One old-fashioned option is so simple that many won’t even think of it as a one-to-many link: you add a layer of indirection by pointing to a single page that has the links you want. For example, “If you’re interested in Unicode’s role in XML, many good references are available.”
The most obvious user-interface widget for a more direct one-to-many link is a pop-up menu. Implementing it on a web page pulls you into the classic platform/browser-app/browser-release quicksand quickly enough, but it’s still fun to play with. I took a nice JavaScript library and used it to create a prototype of one-to-many linking from an XML document displayed in a browser, and that came out pretty nicely, depending on your platform/browser/release combination; I also explained the workings of the XSLT underneath in an XML.com column.
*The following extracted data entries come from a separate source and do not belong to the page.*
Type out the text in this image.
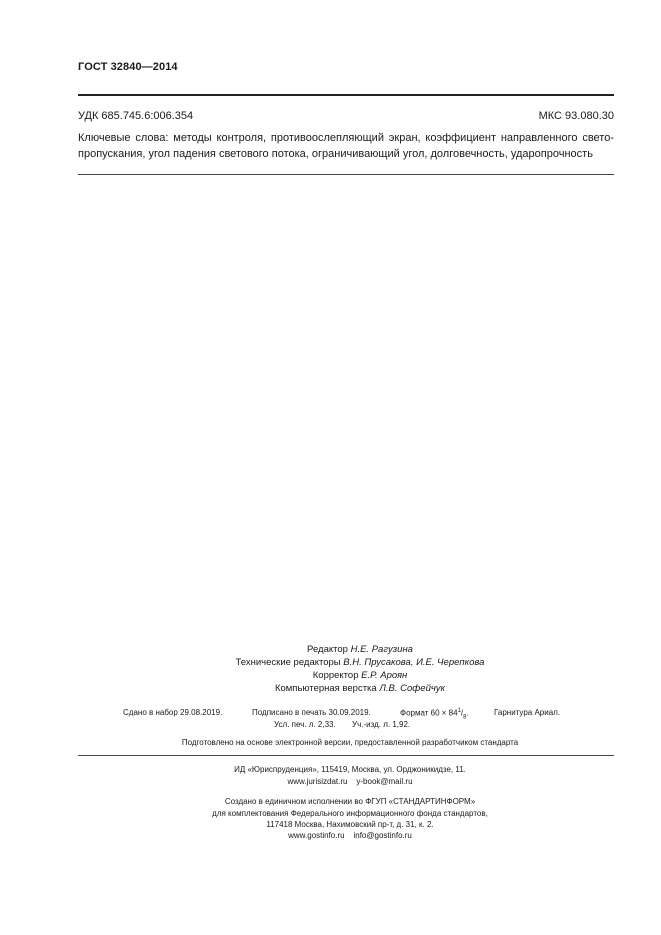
ГОСТ 32840—2014
УДК 685.745.6:006.354	МКС 93.080.30
Ключевые слова: методы контроля, противоослепляющий экран, коэффициент направленного свето-
пропускания, угол падения светового потока, ограничивающий угол, долговечность, ударопрочность
Редактор Н.Е. Рагузина
Технические редакторы В.Н. Прусакова, И.Е. Черепкова
Корректор Е.Р. Ароян
Компьютерная верстка Л.В. Софейчук
Сдано в набор 29.08.2019.	Подписано в печать 30.09.2019.	Формат $60 \times 84^1/_8$.	Гарнитура Ариал.
Усл. печ. л. 2,33. Уч.-изд. л. 1,92.
Подготовлено на основе электронной версии, предоставленной разработчиком стандарта
ИД «Юриспруденция», 115419, Москва, ул. Орджоникидзе, 11.
www.jurisizdat.ru y-book@mail.ru
Создано в единичном исполнении во ФГУП «СТАНДАРТИНФОРМ»
для комплектования Федерального информационного фонда стандартов,
117418 Москва, Нахимовский пр-т, д. 31, к. 2.
www.gostinfo.ru info@gostinfo.ru
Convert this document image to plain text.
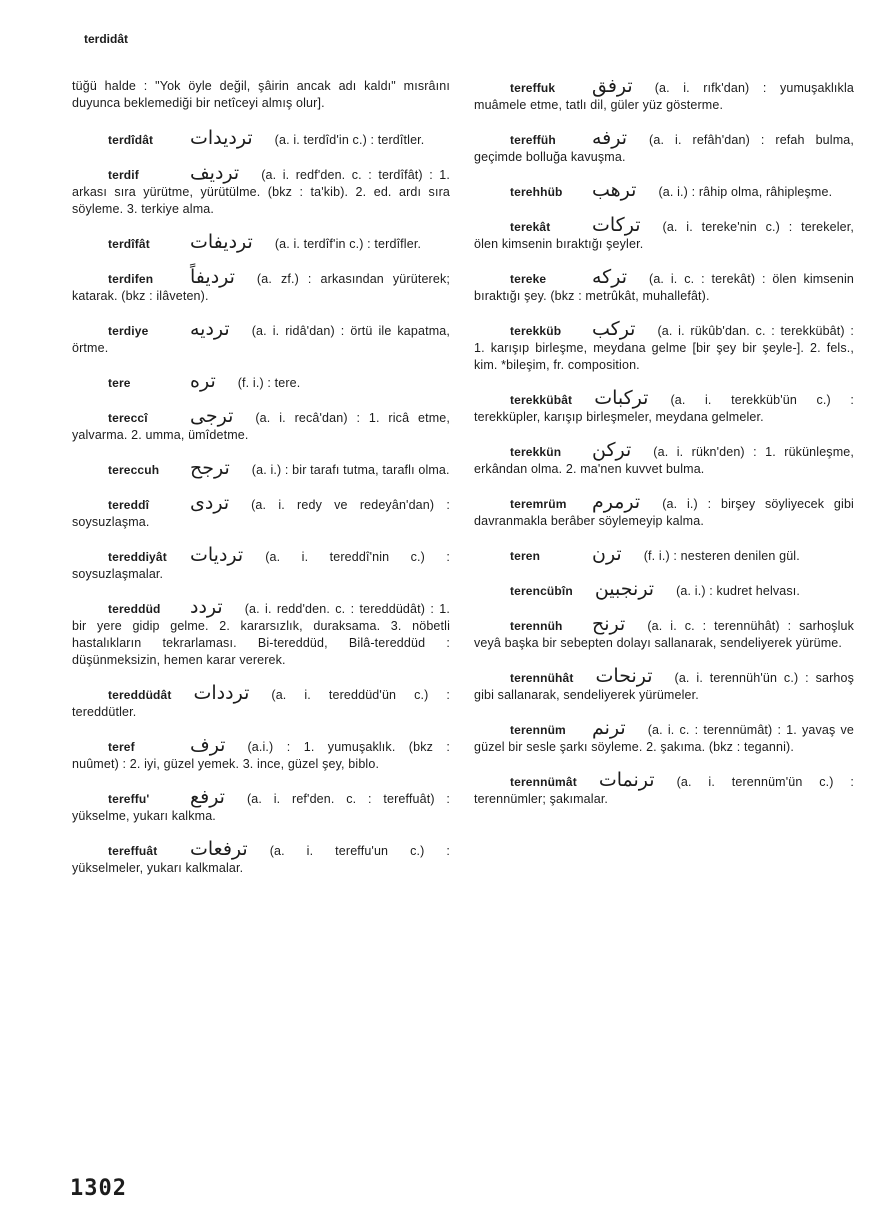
terdidât
tüğü halde : "Yok öyle değil, şâirin ancak adı kaldı" mısrâını duyunca beklemediği bir netîceyi almış olur].
terdîdât ترديدات (a. i. terdîd'in c.) : terdîtler.
terdif	ترديف (a. i. redf'den. c. : terdîfât) : 1. arkası sıra yürütme, yürütülme. (bkz : ta'kib). 2. ed. ardı sıra söyleme. 3. terkiye alma.
terdîfât ترديفات (a. i. terdîf'in c.) : terdîfler.
terdifen ترديفاً (a. zf.) : arkasından yürüterek; katarak. (bkz : ilâveten).
terdiye ترديه (a. i. ridâ'dan) : örtü ile kapatma, örtme.
tere	تره (f. i.) : tere.
tereccî ترجى (a. i. recâ'dan) : 1. ricâ etme, yalvarma. 2. umma, ümîdetme.
tereccuh ترجح (a. i.) : bir tarafı tutma, taraflı olma.
tereddî تردى (a. i. redy ve redeyân'dan) : soysuzlaşma.
tereddiyât ترديات (a. i. tereddî'nin c.) : soysuzlaşmalar.
tereddüd تردد (a. i. redd'den. c. : tereddüdât) : 1. bir yere gidip gelme. 2. kararsızlık, duraksama. 3. nöbetli hastalıkların tekrarlaması. Bi-tereddüd, Bilâ-tereddüd : düşünmeksizin, hemen karar vererek.
tereddüdât ترددات (a. i. tereddüd'ün c.) : tereddütler.
teref	ترف (a.i.) : 1. yumuşaklık. (bkz : nuûmet) : 2. iyi, güzel yemek. 3. ince, güzel şey, biblo.
tereffu' ترفع (a. i. ref'den. c. : tereffuât) : yükselme, yukarı kalkma.
tereffuât ترفعات (a. i. tereffu'un c.) : yükselmeler, yukarı kalkmalar.
tereffuk ترفق (a. i. rıfk'dan) : yumuşaklıkla muâmele etme, tatlı dil, güler yüz gösterme.
tereffüh ترفه (a. i. refâh'dan) : refah bulma, geçimde bolluğa kavuşma.
terehhüb ترهب (a. i.) : râhip olma, râhipleşme.
terekât تركات (a. i. tereke'nin c.) : terekeler, ölen kimsenin bıraktığı şeyler.
tereke تركه (a. i. c. : terekât) : ölen kimsenin bıraktığı şey. (bkz : metrûkât, muhallefât).
terekküb تركب (a. i. rükûb'dan. c. : terekkübât) : 1. karışıp birleşme, meydana gelme [bir şey bir şeyle-]. 2. fels., kim. *bileşim, fr. composition.
terekkübât تركبات (a. i. terekküb'ün c.) : terekküpler, karışıp birleşmeler, meydana gelmeler.
terekkün تركن (a. i. rükn'den) : 1. rükünleşme, erkândan olma. 2. ma'nen kuvvet bulma.
teremrüm ترمرم (a. i.) : birşey söyliyecek gibi davranmakla berâber söylemeyip kalma.
teren	ترن (f. i.) : nesteren denilen gül.
terencübîn ترنجبين (a. i.) : kudret helvası.
terennüh ترنح (a. i. c. : terennühât) : sarhoşluk veyâ başka bir sebepten dolayı sallanarak, sendeliyerek yürüme.
terennühât ترنحات (a. i. terennüh'ün c.) : sarhoş gibi sallanarak, sendeliyerek yürümeler.
terennüm ترنم (a. i. c. : terennümât) : 1. yavaş ve güzel bir sesle şarkı söyleme. 2. şakıma. (bkz : teganni).
terennümât ترنمات (a. i. terennüm'ün c.) : terennümler; şakımalar.
1302
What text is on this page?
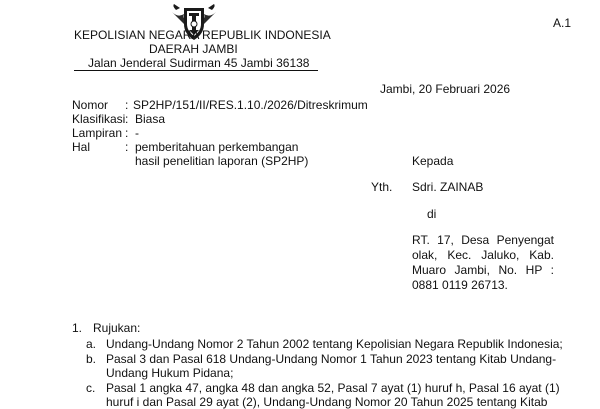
A.1
KEPOLISIAN NEGARA REPUBLIK INDONESIA
DAERAH JAMBI
Jalan Jenderal Sudirman 45 Jambi 36138
Jambi, 20 Februari 2026
Nomor : SP2HP/151/II/RES.1.10./2026/Ditreskrimum
Klasifikasi : Biasa
Lampiran : -
Hal	: pemberitahuan perkembangan
hasil penelitian laporan (SP2HP)	Kepada
Yth. Sdri. ZAINAB
di
RT. 17, Desa Penyengat
olak, Kec. Jaluko, Kab.
Muaro Jambi, No. HP :
0881 0119 26713.
1. Rujukan:
a. Undang-Undang Nomor 2 Tahun 2002 tentang Kepolisian Negara Republik Indonesia;
b. Pasal 3 dan Pasal 618 Undang-Undang Nomor 1 Tahun 2023 tentang Kitab Undang-
Undang Hukum Pidana;
c. Pasal 1 angka 47, angka 48 dan angka 52, Pasal 7 ayat (1) huruf h, Pasal 16 ayat (1)
huruf i dan Pasal 29 ayat (2), Undang-Undang Nomor 20 Tahun 2025 tentang Kitab
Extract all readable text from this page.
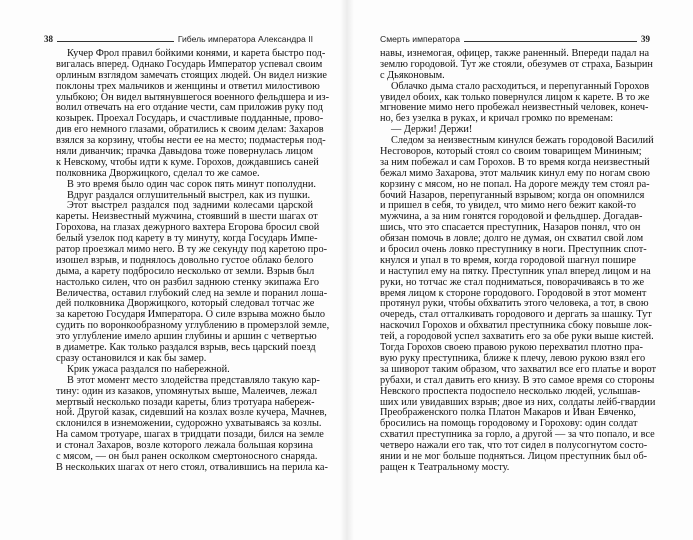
38	Гибель императора Александра II
Кучер Фрол правил бойкими конями, и карета быстро под-
вигалась вперед. Однако Государь Император успевал своим
орлиным взглядом замечать стоящих людей. Он видел низкие
поклоны трех мальчиков и женщины и ответил милостивою
улыбкою; Он видел вытянувшегося военного фельдшера и из-
волил отвечать на его отдание чести, сам приложив руку под
козырек. Проехал Государь, и счастливые подданные, прово-
див его немного глазами, обратились к своим делам: Захаров
взялся за корзину, чтобы нести ее на место; подмастерья под-
няли диванчик; прачка Давыдова тоже повернулась лицом
к Невскому, чтобы идти к куме. Горохов, дождавшись саней
полковника Дворжицкого, сделал то же самое.
В это время было один час сорок пять минут пополудни.
Вдруг раздался оглушительный выстрел, как из пушки.
Этот выстрел раздался под задними колесами царской
кареты. Неизвестный мужчина, стоявший в шести шагах от
Горохова, на глазах дежурного вахтера Егорова бросил свой
белый узелок под карету в ту минуту, когда Государь Импе-
ратор проезжал мимо него. В ту же секунду под каретою про-
изошел взрыв, и поднялось довольно густое облако белого
дыма, а карету подбросило несколько от земли. Взрыв был
настолько силен, что он разбил заднюю стенку экипажа Его
Величества, оставил глубокий след на земле и поранил лоша-
дей полковника Дворжицкого, который следовал тотчас же
за каретою Государя Императора. О силе взрыва можно было
судить по воронкообразному углублению в промерзлой земле,
это углубление имело аршин глубины и аршин с четвертью
в диаметре. Как только раздался взрыв, весь царский поезд
сразу остановился и как бы замер.
Крик ужаса раздался по набережной.
В этот момент место злодейства представляло такую кар-
тину: один из казаков, упомянутых выше, Малеичев, лежал
мертвый несколько позади кареты, близ тротуара набереж-
ной. Другой казак, сидевший на козлах возле кучера, Мачнев,
склонился в изнеможении, судорожно ухватываясь за козлы.
На самом тротуаре, шагах в тридцати позади, бился на земле
и стонал Захаров, возле которого лежала большая корзина
с мясом, — он был ранен осколком смертоносного снаряда.
В нескольких шагах от него стоял, отвалившись на перила ка-
Смерть императора	39
навы, изнемогая, офицер, также раненный. Впереди падал на
землю городовой. Тут же стояли, обезумев от страха, Базырин
с Дьяконовым.
Облачко дыма стало расходиться, и перепуганный Горохов
увидел обоих, как только повернулся лицом к карете. В то же
мгновение мимо него пробежал неизвестный человек, конеч-
но, без узелка в руках, и кричал громко по временам:
— Держи! Держи!
Следом за неизвестным кинулся бежать городовой Василий
Несговоров, который стоял со своим товарищем Мининым;
за ним побежал и сам Горохов. В то время когда неизвестный
бежал мимо Захарова, этот мальчик кинул ему по ногам свою
корзину с мясом, но не попал. На дороге между тем стоял ра-
бочий Назаров, перепуганный взрывом; когда он опомнился
и пришел в себя, то увидел, что мимо него бежит какой-то
мужчина, а за ним гонятся городовой и фельдшер. Догадав-
шись, что это спасается преступник, Назаров понял, что он
обязан помочь в ловле; долго не думая, он схватил свой лом
и бросил очень ловко преступнику в ноги. Преступник спот-
кнулся и упал в то время, когда городовой шагнул пошире
и наступил ему на пятку. Преступник упал вперед лицом и на
руки, но тотчас же стал подниматься, поворачиваясь в то же
время лицом к стороне городового. Городовой в этот момент
протянул руки, чтобы обхватить этого человека, а тот, в свою
очередь, стал отталкивать городового и дергать за шашку. Тут
наскочил Горохов и обхватил преступника сбоку повыше лок-
тей, а городовой успел захватить его за обе руки выше кистей.
Тогда Горохов своею правою рукою перехватил плотно пра-
вую руку преступника, ближе к плечу, левою рукою взял его
за шиворот таким образом, что захватил все его платье и ворот
рубахи, и стал давить его книзу. В это самое время со стороны
Невского проспекта подоспело несколько людей, услышав-
ших или увидавших взрыв; двое из них, солдаты лейб-гвардии
Преображенского полка Платон Макаров и Иван Евченко,
бросились на помощь городовому и Горохову: один солдат
схватил преступника за горло, а другой — за что попало, и все
четверо нажали его так, что тот сидел в полусогнутом состо-
янии и не мог больше подняться. Лицом преступник был об-
ращен к Театральному мосту.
Some developers, though thankfully not too many, seek a compromise between these last two ideas by popping up a new browser window with a small document listing the link destinations, like in this reference the W3C Schema Recommendations. With the browser’s navigation bar, menu, and other optional decorations removed, it looks a bit like a pop-up menu, but it’s still a new browser window, and any new browser window on a screen should be there because the user asked for it, not because a developer wanted it there. In this paragraph’s link I made the window small to look more like a pop-up menu, but if you follow one of its links, it puts the target resource in the same little window. You could tackle this using even more Javascript, but again… quicksand.
One nice, simple trick I’ve been seeing combines HTML with simple punctuation to group the link destinations: a parenthesized, delimited list of HTML a elements. For example, “Earlier this month, several new RDF Working Drafts (1, 2, 3, 4, 5, 6) were released.” I’ve seen Jon Udell do this with commas as the delimiters, as I did here, and I’ve seen Slashdot use pipe symbols. Either way, despite its lack of whiz-bang UI flash (or, more likely, because of it), it works on every browser, and an XSLT transformation from any higher-level XML-based representation of one-to-many links into this format is simple. You could even add more sophisticated linking features to this interface by setting the numbers in different colors to show link types or by adding title attributes to the numbers’ a links to show metadata in mouse-over popups, as I did with the RDF example.
Has anyone seen other variations on this use of delimited lists as one-to-many links? What’s the earliest use you’ve seen of this?
Because linking has always been so important to the web, many people looked forward to the W3C’s XLink specification because of its promise of delivering the next generation of linking. While it did show ways to model one-to-many links with extended links, it didn’t show ways to implement them—in fact, it intentionally avoided this to keep the data structures it described high-level enough so that they could be implemented on a variety of platforms. The trouble was, practically no one implemented them, so people still wonder: how should they be implemented? You don’t need advanced technology (as I’ve written here before, Frank Shepard was doing it in the nineteenth century, and Bibles were doing it long before that), but part of the fun of new technology is the new possibilities it opens up. It’s only natural to wonder what new options new user interface developments will offer us for representing one-to-many links.
How have you seen one-to-many links implemented?